Retrouvez la critique cinéma de la semaine.
Avec The Gentlemen (2019), on s’était réjoui de retrouver le Guy Ritchie des débuts, façon Lock, Stock and Two Smoking Barrels (1998) et Snatch (2000). Celui d’un cinéma inventif, déjanté, branché sur 220 volts et à la signature identifiable, avec ses folles galeries de personnages, présentés brièvement, qui s’agitent, se croisent, se chambrent et se tuent sur une BO qui fait bouger la tête.
Malheureusement, le réalisateur britannique n’a pas su garder la cadence, et malgré l’adaptation en série de ce retour aux sources rafraîchissant, il est rapidement retombé dans ses travers. Ce qui s’observe par des réalisations faciles et creuses, bouclées en un temps record. En 2023, le public a ainsi eu le droit à une double ration avec Operation Fortune et The Covenant, deux productions qui mêlent mission d’infiltration et guerres féroces. Car sa nouvelle passion, c’est l’armée, qu’il décline à l’envi en streaming à défaut d’être destinée aux salles.
The Ministry of Ungentlemanly Warfare, son petit dernier, garde le même cadre : brièvement sorti aux États-Unis, il s’installe sur Amazon Prime Video ailleurs avec, comme argument de vente, une histoire basée sur des faits réels et une bande de mercenaires qui flinguent à tout-va. On file en 1942, en pleine Seconde Guerre mondiale, alors que l’Angleterre est au bord de la capitulation.
Sous l’impulsion du Premier ministre Winston Churchill et d’un groupe de responsables militaires (dont l’auteur Ian Fleming, futur papa de James Bond), l’opération Postmaster est lancée. Une mission «non autorisée et sécrète» (déclassifiée et dévoilée en 2016) visant à saboter les navires qui réapprovisionnent les sous-marins allemands (les U-Boote) qui font un massacre dans l’Atlantique, empêchant ainsi l’aide tant espérée des Américains. En somme, on parle ici de la toute première organisation de forces spéciales, qui posera les bases des services secrets britanniques.

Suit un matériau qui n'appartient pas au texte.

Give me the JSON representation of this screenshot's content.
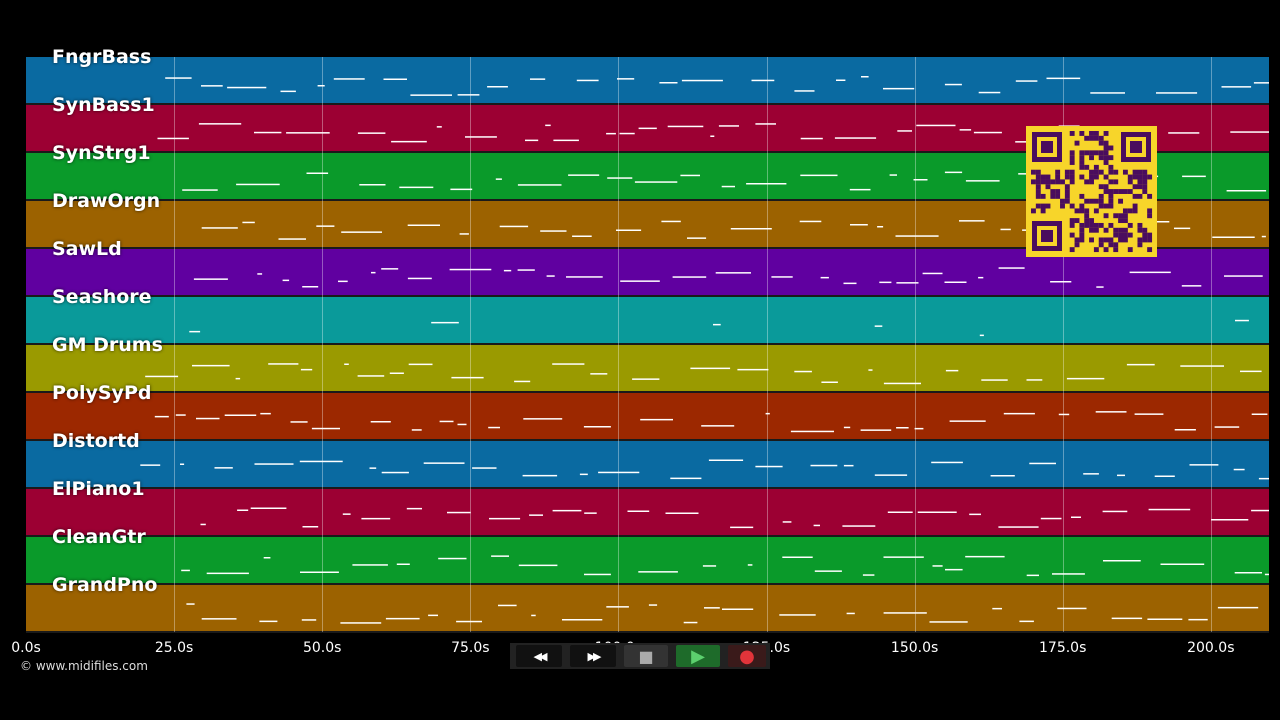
{
  "tracks": [
    {
      "name": "FngrBass",
      "color": "#0a6aa1"
    },
    {
      "name": "SynBass1",
      "color": "#9c0033"
    },
    {
      "name": "SynStrg1",
      "color": "#0a9a2a"
    },
    {
      "name": "DrawOrgn",
      "color": "#9c6200"
    },
    {
      "name": "SawLd",
      "color": "#6000a0"
    },
    {
      "name": "Seashore",
      "color": "#0a9a9a"
    },
    {
      "name": "GM Drums",
      "color": "#9a9a00"
    },
    {
      "name": "PolySyPd",
      "color": "#9c2800"
    },
    {
      "name": "Distortd",
      "color": "#0a6aa1"
    },
    {
      "name": "ElPiano1",
      "color": "#9c0033"
    },
    {
      "name": "CleanGtr",
      "color": "#0a9a2a"
    },
    {
      "name": "GrandPno",
      "color": "#9c6200"
    }
  ],
  "timeline": {
    "ticks": [
      "0.0s",
      "25.0s",
      "50.0s",
      "75.0s",
      "100.0s",
      "125.0s",
      "150.0s",
      "175.0s",
      "200.0s"
    ]
  },
  "copyright": "© www.midifiles.com",
  "controls": {
    "rewind": "◀◀",
    "forward": "▶▶",
    "stop": "■",
    "play": "▶",
    "record": "●"
  }
}
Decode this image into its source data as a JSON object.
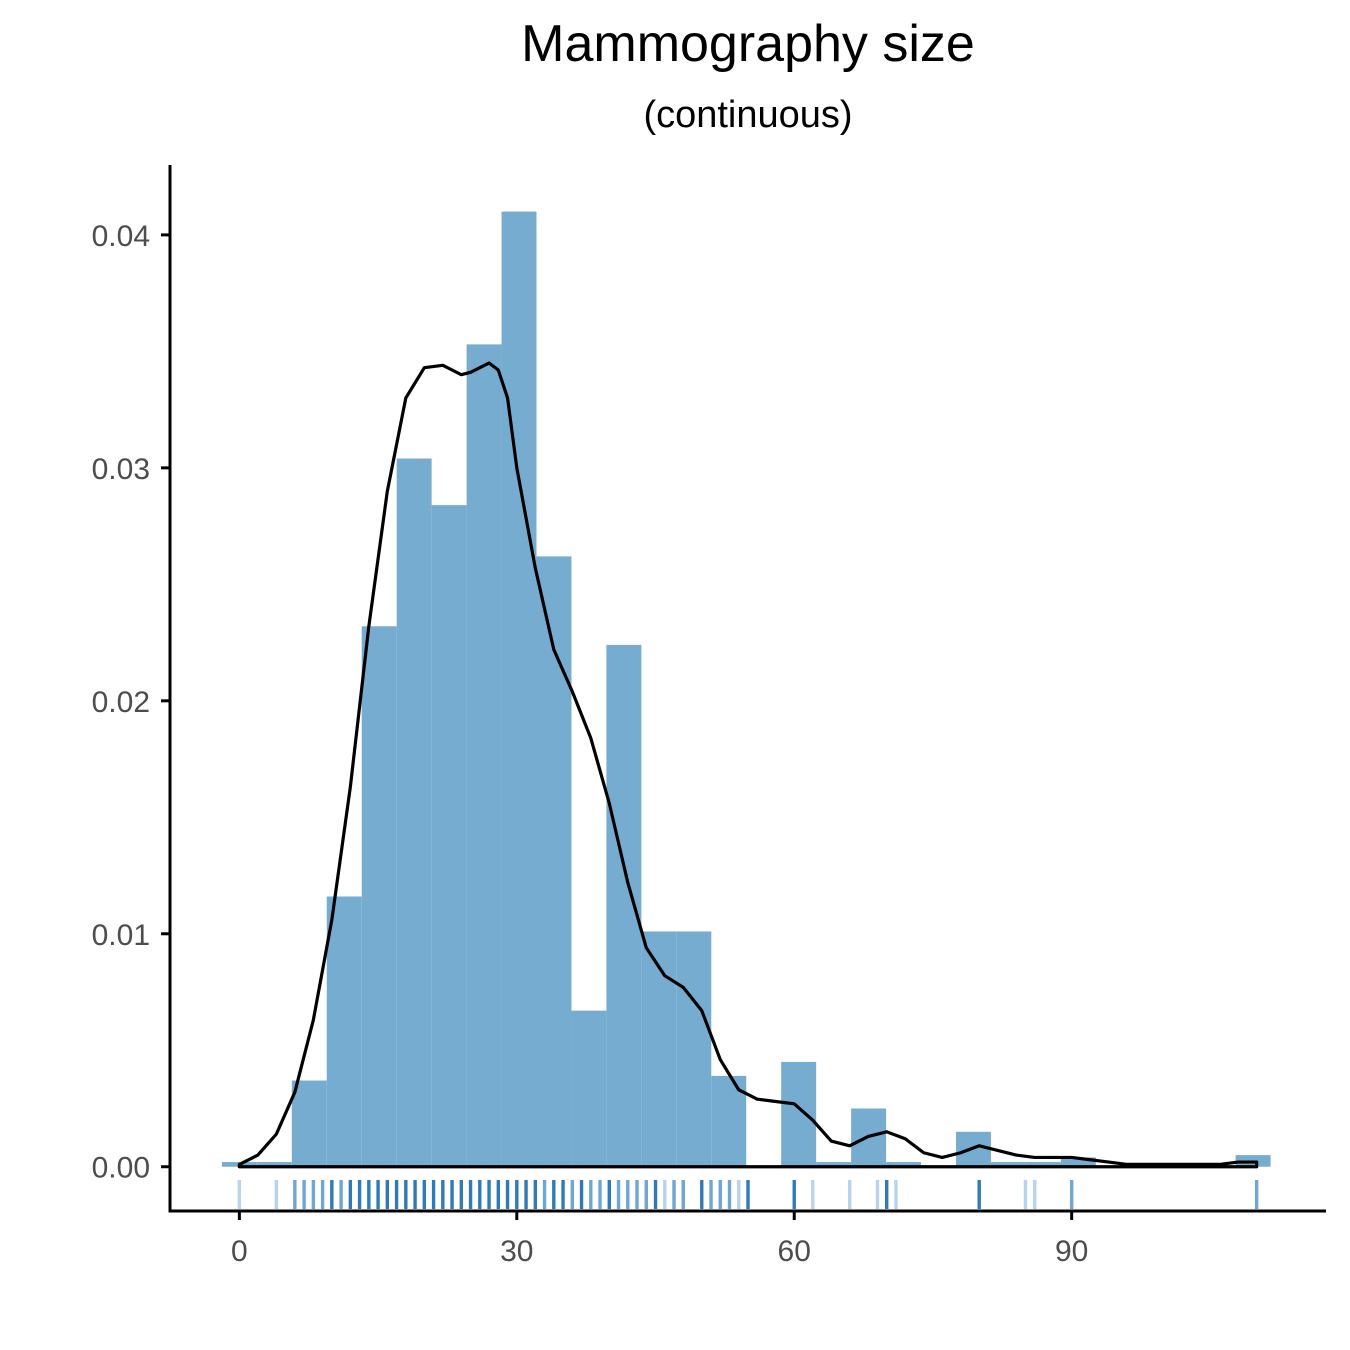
{
  "chart_data": {
    "type": "histogram",
    "title": "Mammography size",
    "subtitle": "(continuous)",
    "xlabel": "",
    "ylabel": "",
    "xlim": [
      -7.5,
      117.5
    ],
    "ylim": [
      -0.0019,
      0.043
    ],
    "x_ticks": [
      0,
      30,
      60,
      90
    ],
    "x_tick_labels": [
      "0",
      "30",
      "60",
      "90"
    ],
    "y_ticks": [
      0.0,
      0.01,
      0.02,
      0.03,
      0.04
    ],
    "y_tick_labels": [
      "0.00",
      "0.01",
      "0.02",
      "0.03",
      "0.04"
    ],
    "bin_width": 3.78,
    "bins": [
      {
        "x0": -1.89,
        "x1": 1.89,
        "density": 0.0002
      },
      {
        "x0": 1.89,
        "x1": 5.67,
        "density": 0.0002
      },
      {
        "x0": 5.67,
        "x1": 9.45,
        "density": 0.0037
      },
      {
        "x0": 9.45,
        "x1": 13.23,
        "density": 0.0116
      },
      {
        "x0": 13.23,
        "x1": 17.01,
        "density": 0.0232
      },
      {
        "x0": 17.01,
        "x1": 20.79,
        "density": 0.0304
      },
      {
        "x0": 20.79,
        "x1": 24.57,
        "density": 0.0284
      },
      {
        "x0": 24.57,
        "x1": 28.35,
        "density": 0.0353
      },
      {
        "x0": 28.35,
        "x1": 32.13,
        "density": 0.041
      },
      {
        "x0": 32.13,
        "x1": 35.91,
        "density": 0.0262
      },
      {
        "x0": 35.91,
        "x1": 39.69,
        "density": 0.0067
      },
      {
        "x0": 39.69,
        "x1": 43.47,
        "density": 0.0224
      },
      {
        "x0": 43.47,
        "x1": 47.25,
        "density": 0.0101
      },
      {
        "x0": 47.25,
        "x1": 51.03,
        "density": 0.0101
      },
      {
        "x0": 51.03,
        "x1": 54.81,
        "density": 0.0039
      },
      {
        "x0": 58.59,
        "x1": 62.37,
        "density": 0.0045
      },
      {
        "x0": 62.37,
        "x1": 66.15,
        "density": 0.0002
      },
      {
        "x0": 66.15,
        "x1": 69.93,
        "density": 0.0025
      },
      {
        "x0": 69.93,
        "x1": 73.71,
        "density": 0.0002
      },
      {
        "x0": 77.49,
        "x1": 81.27,
        "density": 0.0015
      },
      {
        "x0": 81.27,
        "x1": 85.05,
        "density": 0.0002
      },
      {
        "x0": 85.05,
        "x1": 88.83,
        "density": 0.0002
      },
      {
        "x0": 88.83,
        "x1": 92.61,
        "density": 0.0004
      },
      {
        "x0": 107.73,
        "x1": 111.51,
        "density": 0.0005
      }
    ],
    "density_curve": {
      "x": [
        0,
        2,
        4,
        6,
        8,
        10,
        12,
        14,
        16,
        18,
        20,
        22,
        23,
        24,
        25,
        26,
        27,
        28,
        29,
        30,
        32,
        34,
        36,
        38,
        40,
        42,
        44,
        46,
        48,
        50,
        52,
        54,
        56,
        58,
        60,
        62,
        64,
        66,
        68,
        70,
        72,
        74,
        76,
        78,
        80,
        82,
        84,
        86,
        88,
        90,
        92,
        94,
        96,
        98,
        100,
        102,
        104,
        106,
        108,
        110
      ],
      "y": [
        0.0001,
        0.0005,
        0.0014,
        0.0032,
        0.0063,
        0.0106,
        0.0163,
        0.0232,
        0.029,
        0.033,
        0.0343,
        0.0344,
        0.0342,
        0.034,
        0.0341,
        0.0343,
        0.0345,
        0.0342,
        0.033,
        0.03,
        0.0257,
        0.0222,
        0.0204,
        0.0184,
        0.0156,
        0.0122,
        0.0094,
        0.0082,
        0.0077,
        0.0067,
        0.0046,
        0.0033,
        0.0029,
        0.0028,
        0.0027,
        0.002,
        0.0011,
        0.0009,
        0.0013,
        0.0015,
        0.0012,
        0.0006,
        0.0004,
        0.0006,
        0.0009,
        0.0007,
        0.0005,
        0.0004,
        0.0004,
        0.0004,
        0.0003,
        0.0002,
        0.0001,
        0.0001,
        0.0001,
        0.0001,
        0.0001,
        0.0001,
        0.0002,
        0.0002
      ]
    },
    "rug": [
      {
        "x": 0,
        "shade": "light"
      },
      {
        "x": 4,
        "shade": "light"
      },
      {
        "x": 6,
        "shade": "mid"
      },
      {
        "x": 7,
        "shade": "mid"
      },
      {
        "x": 8,
        "shade": "mid"
      },
      {
        "x": 9,
        "shade": "mid"
      },
      {
        "x": 10,
        "shade": "dark"
      },
      {
        "x": 11,
        "shade": "mid"
      },
      {
        "x": 12,
        "shade": "dark"
      },
      {
        "x": 13,
        "shade": "dark"
      },
      {
        "x": 14,
        "shade": "dark"
      },
      {
        "x": 15,
        "shade": "dark"
      },
      {
        "x": 16,
        "shade": "dark"
      },
      {
        "x": 17,
        "shade": "dark"
      },
      {
        "x": 18,
        "shade": "dark"
      },
      {
        "x": 19,
        "shade": "dark"
      },
      {
        "x": 20,
        "shade": "dark"
      },
      {
        "x": 21,
        "shade": "dark"
      },
      {
        "x": 22,
        "shade": "dark"
      },
      {
        "x": 23,
        "shade": "dark"
      },
      {
        "x": 24,
        "shade": "dark"
      },
      {
        "x": 25,
        "shade": "dark"
      },
      {
        "x": 26,
        "shade": "dark"
      },
      {
        "x": 27,
        "shade": "dark"
      },
      {
        "x": 28,
        "shade": "dark"
      },
      {
        "x": 29,
        "shade": "dark"
      },
      {
        "x": 30,
        "shade": "dark"
      },
      {
        "x": 31,
        "shade": "dark"
      },
      {
        "x": 32,
        "shade": "dark"
      },
      {
        "x": 33,
        "shade": "mid"
      },
      {
        "x": 34,
        "shade": "dark"
      },
      {
        "x": 35,
        "shade": "dark"
      },
      {
        "x": 36,
        "shade": "mid"
      },
      {
        "x": 37,
        "shade": "dark"
      },
      {
        "x": 38,
        "shade": "mid"
      },
      {
        "x": 39,
        "shade": "mid"
      },
      {
        "x": 40,
        "shade": "dark"
      },
      {
        "x": 41,
        "shade": "mid"
      },
      {
        "x": 42,
        "shade": "mid"
      },
      {
        "x": 43,
        "shade": "mid"
      },
      {
        "x": 44,
        "shade": "mid"
      },
      {
        "x": 45,
        "shade": "dark"
      },
      {
        "x": 46,
        "shade": "light"
      },
      {
        "x": 47,
        "shade": "mid"
      },
      {
        "x": 48,
        "shade": "mid"
      },
      {
        "x": 50,
        "shade": "dark"
      },
      {
        "x": 51,
        "shade": "mid"
      },
      {
        "x": 52,
        "shade": "mid"
      },
      {
        "x": 53,
        "shade": "mid"
      },
      {
        "x": 54,
        "shade": "light"
      },
      {
        "x": 55,
        "shade": "dark"
      },
      {
        "x": 60,
        "shade": "dark"
      },
      {
        "x": 62,
        "shade": "light"
      },
      {
        "x": 66,
        "shade": "light"
      },
      {
        "x": 69,
        "shade": "light"
      },
      {
        "x": 70,
        "shade": "dark"
      },
      {
        "x": 71,
        "shade": "light"
      },
      {
        "x": 80,
        "shade": "dark"
      },
      {
        "x": 85,
        "shade": "light"
      },
      {
        "x": 86,
        "shade": "light"
      },
      {
        "x": 90,
        "shade": "mid"
      },
      {
        "x": 110,
        "shade": "mid"
      }
    ],
    "colors": {
      "bar_fill": "#77acd1",
      "curve": "#000000",
      "axis": "#000000",
      "tick_label": "#4d4d4d",
      "rug_light": "#b9d4ea",
      "rug_mid": "#6fa6d2",
      "rug_dark": "#2f7ab7"
    },
    "grid": false,
    "legend": "none"
  }
}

Avec cette équipe, la vengeance se consomme sans attendre, et avec furie tant qu’à faire
Sur papier, le projet, lui, ne s’embarrasse pas de subtilité : dépêcher sur l’île de Fernando Poo (dans l’actuelle Guinée équatoriale), une bande de cinq baroudeurs aux spécialités diverses (du tir à l’arc au maniement du couteau en passant par les explosifs et les renseignements). Pour cette équipe de «dingues» tendance Suicide Squad, apparemment les «seuls capables de réussir» le travail, la préparation semble secondaire et l’exécution enthousiaste.
Leur mantra : «sang, meurtre et chaos». Cohérent quand on apprend que chacun a des comptes à régler avec le IIIe Reich et ses soldats nazis. Sous les ordres de Gus March-Phillipps (qui, selon le film librement adapté d’un livre de Damien Lewis, inspira la personnalité de l’espion 007), la troupe, soutenue par deux agents de terrain, va s’en donner à cœur à joie, flinguant sans sourciller et sans la moindre égratignure en retour. Avec elle, la vengeance se consomme sans attendre, et avec furie tant qu’à faire.
The Ministry of Ungentlemanly Warfare (traduit par Le Ministère de la Sale Guerre en français) est un pur défouloir qui, par son sujet et son exécution, ramène à un précédent : Inglourious Basterds de Quentin Tarantino (2009). Mais cette version de Guy Ritchie, malgré les références appuyées (la violence des mercenaires, le grand méchant officier allemand, la jeune femme juive vengeresse) ne tient pas la comparaison, car manquant cruellement de profondeur et d’idées.
La seule qui prête à sourire est celle de retrouver l’acteur Til Schweiger du côté des souffre-douleur, alors qu’il y a quinze ans, il était de ceux qui mettaient des coups de couteau à la jugulaire sur une musique funk… Sur deux heures, c’est l’essentiel de ce que propose le film : dézinguer du nazi par parquet de douze à coups de rafales de silencieux (quand ce n’est pas les bombes et grenades qui s’en chargent), ce en quoi excelle, bien sûr, cette brigade de gros bras décontractés et rieurs face à des ennemis plus pathétiques que réellement dangereux. Un déchaînement festif dont les intentions finales sont purement récréatives. C’est peu, mais vu le climat ambiant, ça ne peut pas faire de mal.